118     En outre, s’agissant des personnes associées aux femmes et aux hommes d’affaires influents ayant une activité dans des secteurs économiques qui fournissent une source substantielle de revenus au gouvernement de la Fédération de Russie, il convient d’observer que, lorsque les fonds de ces dernières sont gelés, il existe un risque non négligeable qu’elles exercent des pressions sur les personnes qui leur sont associées pour contourner l’effet des mesures qui les visent (voir, en ce sens et par analogie, arrêt du 4 septembre 2015, NIOC e.a./Conseil, T‑577/12, non publié, EU:T:2015:596, points 139).

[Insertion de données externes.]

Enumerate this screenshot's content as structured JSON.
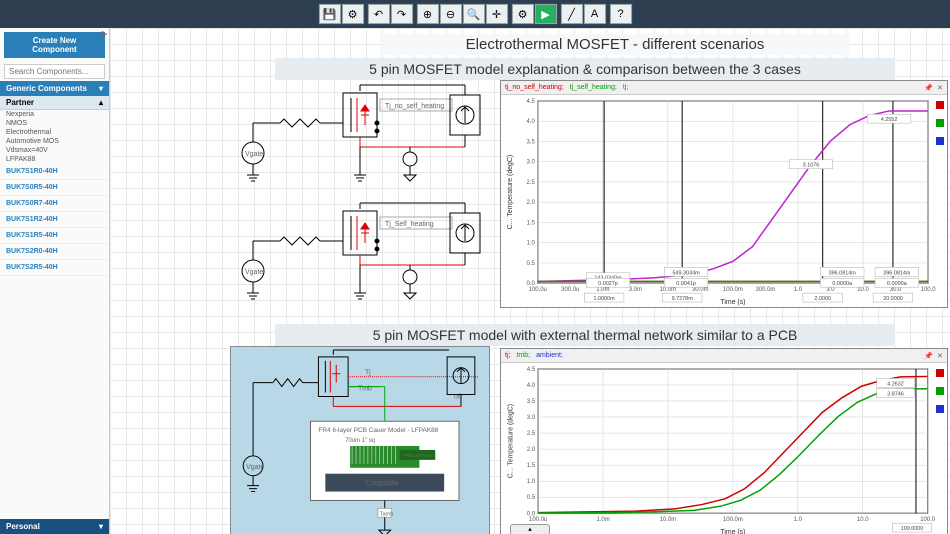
{
  "toolbar": {
    "groups": [
      {
        "icons": [
          "💾",
          "⚙"
        ]
      },
      {
        "icons": [
          "↶",
          "↷"
        ]
      },
      {
        "icons": [
          "🔍+",
          "🔍-",
          "🔍",
          "✛"
        ]
      },
      {
        "icons": [
          "⚙",
          "▶"
        ]
      },
      {
        "icons": [
          "╱",
          "A"
        ]
      },
      {
        "icons": [
          "?"
        ]
      }
    ]
  },
  "sidebar": {
    "create_label": "Create New Component",
    "search_placeholder": "Search Components...",
    "generic_header": "Generic Components",
    "partner_header": "Partner",
    "personal_header": "Personal",
    "filters": [
      "Nexperia",
      "NMOS",
      "Electrothermal",
      "Automotive MOS",
      "Vdsmax=40V",
      "LFPAK88"
    ],
    "components": [
      "BUK7S1R0-40H",
      "BUK7S0R5-40H",
      "BUK7S0R7-40H",
      "BUK7S1R2-40H",
      "BUK7S1R5-40H",
      "BUK7S2R0-40H",
      "BUK7S2R5-40H"
    ]
  },
  "titles": {
    "main": "Electrothermal MOSFET - different scenarios",
    "sub1": "5 pin MOSFET model explanation & comparison between the 3 cases",
    "sub2": "5 pin MOSFET model with external thermal network similar to a PCB"
  },
  "circuit_labels": {
    "top": "Tj_no_self_heating",
    "mid": "Tj_Self_heating",
    "tj": "Tj",
    "tmb": "Tmb",
    "u6": "u6",
    "tamb": "Tamb",
    "ambient": "Ambient"
  },
  "pcb": {
    "title": "FR4 6-layer PCB Cauer Model - LFPAK88",
    "subtitle": "70um 1\" sq",
    "badge": "PRELIMINARY",
    "coldplate": "Coldplate"
  },
  "chart1": {
    "trace_labels": [
      "tj_no_self_heating",
      "tj_self_heating",
      "tj"
    ],
    "trace_colors": [
      "#d00000",
      "#00a000",
      "#c020d0"
    ],
    "ylabel": "C... Temperature (degC)",
    "xlabel": "Time (s)",
    "ylim": [
      0,
      4.5
    ],
    "ytick_step": 0.5,
    "xticks_major": [
      "100.0u",
      "1.0m",
      "10.0m",
      "100.0m",
      "1.0",
      "10.0",
      "100.0"
    ],
    "xticks_minor": [
      "300.0u",
      "3.0m",
      "30.0m",
      "300.0m",
      "3.0",
      "30.0"
    ],
    "cursors": [
      "1.0000m",
      "9.7278m",
      "2.0000",
      "20.0000"
    ],
    "markers": [
      {
        "x": 0.18,
        "y": 0.97,
        "text": "143.0340m",
        "color": "#d00"
      },
      {
        "x": 0.18,
        "y": 1.0,
        "text": "0.0027p",
        "color": "#c020d0"
      },
      {
        "x": 0.38,
        "y": 0.94,
        "text": "549.3034m",
        "color": "#d00"
      },
      {
        "x": 0.38,
        "y": 1.0,
        "text": "0.0041p",
        "color": "#c020d0"
      },
      {
        "x": 0.7,
        "y": 0.35,
        "text": "3.1076",
        "color": "#c020d0"
      },
      {
        "x": 0.78,
        "y": 0.94,
        "text": "396.0814m",
        "color": "#d00"
      },
      {
        "x": 0.78,
        "y": 1.0,
        "text": "0.0000a",
        "color": "#00a000"
      },
      {
        "x": 0.9,
        "y": 0.1,
        "text": "4.2552",
        "color": "#c020d0"
      },
      {
        "x": 0.92,
        "y": 0.94,
        "text": "396.0814m",
        "color": "#d00"
      },
      {
        "x": 0.92,
        "y": 1.0,
        "text": "0.0000a",
        "color": "#00a000"
      }
    ],
    "curve_tj": [
      [
        0,
        0.01
      ],
      [
        0.1,
        0.015
      ],
      [
        0.2,
        0.02
      ],
      [
        0.3,
        0.03
      ],
      [
        0.4,
        0.05
      ],
      [
        0.45,
        0.08
      ],
      [
        0.5,
        0.12
      ],
      [
        0.55,
        0.2
      ],
      [
        0.6,
        0.35
      ],
      [
        0.65,
        0.5
      ],
      [
        0.7,
        0.65
      ],
      [
        0.75,
        0.78
      ],
      [
        0.8,
        0.87
      ],
      [
        0.85,
        0.92
      ],
      [
        0.9,
        0.945
      ],
      [
        1,
        0.945
      ]
    ],
    "curve_flat": [
      [
        0,
        0.01
      ],
      [
        1,
        0.01
      ]
    ]
  },
  "chart2": {
    "trace_labels": [
      "tj",
      "tmb",
      "ambient"
    ],
    "trace_colors": [
      "#d00000",
      "#00a000",
      "#2030d0"
    ],
    "ylabel": "C... Temperature (degC)",
    "xlabel": "Time (s)",
    "ylim": [
      0,
      4.5
    ],
    "ytick_step": 0.5,
    "xticks": [
      "100.0u",
      "1.0m",
      "10.0m",
      "100.0m",
      "1.0",
      "10.0",
      "100.0"
    ],
    "cursor": "100.0000",
    "markers": [
      {
        "x": 0.92,
        "y": 0.1,
        "text": "4.2632",
        "color": "#d00"
      },
      {
        "x": 0.92,
        "y": 0.17,
        "text": "3.8746",
        "color": "#00a000"
      }
    ],
    "curve_tj": [
      [
        0,
        0.005
      ],
      [
        0.15,
        0.01
      ],
      [
        0.25,
        0.015
      ],
      [
        0.35,
        0.03
      ],
      [
        0.42,
        0.06
      ],
      [
        0.48,
        0.1
      ],
      [
        0.53,
        0.17
      ],
      [
        0.58,
        0.28
      ],
      [
        0.63,
        0.42
      ],
      [
        0.68,
        0.56
      ],
      [
        0.73,
        0.7
      ],
      [
        0.78,
        0.8
      ],
      [
        0.83,
        0.88
      ],
      [
        0.88,
        0.92
      ],
      [
        0.93,
        0.945
      ],
      [
        1,
        0.948
      ]
    ],
    "curve_tmb": [
      [
        0,
        0.003
      ],
      [
        0.2,
        0.005
      ],
      [
        0.3,
        0.01
      ],
      [
        0.4,
        0.02
      ],
      [
        0.47,
        0.05
      ],
      [
        0.52,
        0.09
      ],
      [
        0.57,
        0.16
      ],
      [
        0.62,
        0.27
      ],
      [
        0.67,
        0.4
      ],
      [
        0.72,
        0.54
      ],
      [
        0.77,
        0.67
      ],
      [
        0.82,
        0.77
      ],
      [
        0.87,
        0.83
      ],
      [
        0.92,
        0.86
      ],
      [
        1,
        0.862
      ]
    ]
  },
  "colors": {
    "accent": "#2980b9",
    "toolbar_bg": "#2c3e50",
    "pcb_bg": "#b8d8e8",
    "pcb_green": "#2a8a2a",
    "pcb_dark": "#3a4a5a"
  }
}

119    Il y a lieu d’en conclure que le critère d’association définit ainsi de manière objective une catégorie circonscrite de personnes.

120    Pour l’ensemble de ces raisons, il y a lieu de constater que le critère d’association limite le pouvoir d’appréciation du Conseil, en instaurant des critères objectifs, lesquels garantissent le degré de prévisibilité requis par le droit de l’Union et le respect du principe de sécurité juridique.

121    Au vu de ce qui précède, il convient de rejeter le second moyen et, partant, le recours dans son intégralité.

 Sur les dépens

122    Aux termes de l’article 134, paragraphe 1, du règlement de procédure du Tribunal, toute partie qui succombe est condamnée aux dépens, s’il est conclu en ce sens. La requérante ayant succombé, il y a lieu de la condamner aux dépens, conformément aux conclusions du Conseil.

Par ces motifs,

LE TRIBUNAL (première chambre)

déclare et arrête :

1)      Le recours est rejeté.

2)      Mme Galina Evgenyevna Pumpyanskaya est condamnée aux dépens.

Spielmann

Mastroianni

Tóth

Ainsi prononcé en audience publique à Luxembourg, le 6 septembre 2023.

Signatures


*      Langue de procédure : l’anglais.